/coheoka

Python coherence evaluation tool using Stanford's CoreNLP.

Primary LanguagePythonApache License 2.0Apache-2.0

coheoka

Python coherence evaluation tool using Stanford's CoreNLP.

This repository is designed for entity-base coherence.

Prerequisite

It is highly recommended to run a CoreNLP server on your own if you want to test coherence in this repository.

You can download Stanford CoreNLP latest version (3.9.2) at here and run a local server (requiring Java 1.8+) by this way:

java -mx4g -cp "*" edu.stanford.nlp.pipeline.StanfordCoreNLPServer

Then there comes a demo at localhost:9000, which visualizes StanfordCoreNLP's sophisticated annotations for English documents.

Also, there is an online demo maintained by Stanford at here.

If you need to annotate lots of documents, you must set up a local server on your own.
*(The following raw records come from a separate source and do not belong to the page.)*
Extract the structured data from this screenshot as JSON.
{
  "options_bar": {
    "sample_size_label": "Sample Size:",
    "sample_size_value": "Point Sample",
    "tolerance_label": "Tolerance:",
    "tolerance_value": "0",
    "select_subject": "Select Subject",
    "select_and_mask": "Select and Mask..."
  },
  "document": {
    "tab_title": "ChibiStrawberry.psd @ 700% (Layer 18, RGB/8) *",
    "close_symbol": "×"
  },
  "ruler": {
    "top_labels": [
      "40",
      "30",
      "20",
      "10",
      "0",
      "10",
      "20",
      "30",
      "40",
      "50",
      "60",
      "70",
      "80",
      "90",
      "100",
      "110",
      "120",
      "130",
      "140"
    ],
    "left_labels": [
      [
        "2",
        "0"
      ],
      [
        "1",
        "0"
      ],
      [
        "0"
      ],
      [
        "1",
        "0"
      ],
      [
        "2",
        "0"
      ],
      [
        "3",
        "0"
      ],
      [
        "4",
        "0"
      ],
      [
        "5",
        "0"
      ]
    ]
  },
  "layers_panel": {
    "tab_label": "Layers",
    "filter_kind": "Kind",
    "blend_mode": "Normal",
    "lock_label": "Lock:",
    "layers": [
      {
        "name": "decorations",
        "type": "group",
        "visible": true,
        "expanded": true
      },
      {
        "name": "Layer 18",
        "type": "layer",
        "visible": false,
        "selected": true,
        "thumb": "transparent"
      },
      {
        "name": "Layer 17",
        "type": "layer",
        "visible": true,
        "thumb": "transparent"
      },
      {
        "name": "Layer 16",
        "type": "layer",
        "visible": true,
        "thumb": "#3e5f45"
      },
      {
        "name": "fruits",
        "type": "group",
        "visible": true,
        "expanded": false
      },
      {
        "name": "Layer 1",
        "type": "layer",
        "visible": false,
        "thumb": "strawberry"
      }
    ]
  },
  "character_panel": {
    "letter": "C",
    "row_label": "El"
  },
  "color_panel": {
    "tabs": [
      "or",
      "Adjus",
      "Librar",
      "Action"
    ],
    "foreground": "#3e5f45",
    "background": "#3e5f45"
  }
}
Or if you just want to test a few documents without downloading the CoreNLP tool, you may set an environment variable CORENLP_URL to use an existing server (e.g. http://corenlp.run/ and don't forget the http).

Also, if you are using Windows (actually, it is recommended to install pre-built binaries instead of building them by yourself whatever OS you choose), make sure you have installed any Python's scientific distribution such as Anaconda (if you want many scientific packages for future use) or Miniconda (if you don't want to spend too much disk space) which I strongly recommend.

Install

The requirements are nltk, numpy, pandas, requests, scipy and scikit-learn.

If you have installed Anaconda or Miniconda just

conda create -n coheoka --file requirements.txt

and activate it by typing activate coheoka on Windows or source activate coheoka on Linux.

Check out conda documentation for more details.

Reference

  1. Barzilay, R., & Lapata, M. (2008). Modeling local coherence: An entity-based approach. Computational Linguistics, 34(1), 1-34.

  2. Lapata, M., & Barzilay, R. (2005, July). Automatic evaluation of text coherence: Models and representations. In IJCAI (Vol. 5, pp. 1085-1090).

Trivia

What is the meaning of coheoka?

Coherence + Hyouka (means "evaluation" in Japanese. Kanji: 評価).

Why so slow to download packages from conda?

Try using a mirror maintained by TUNA.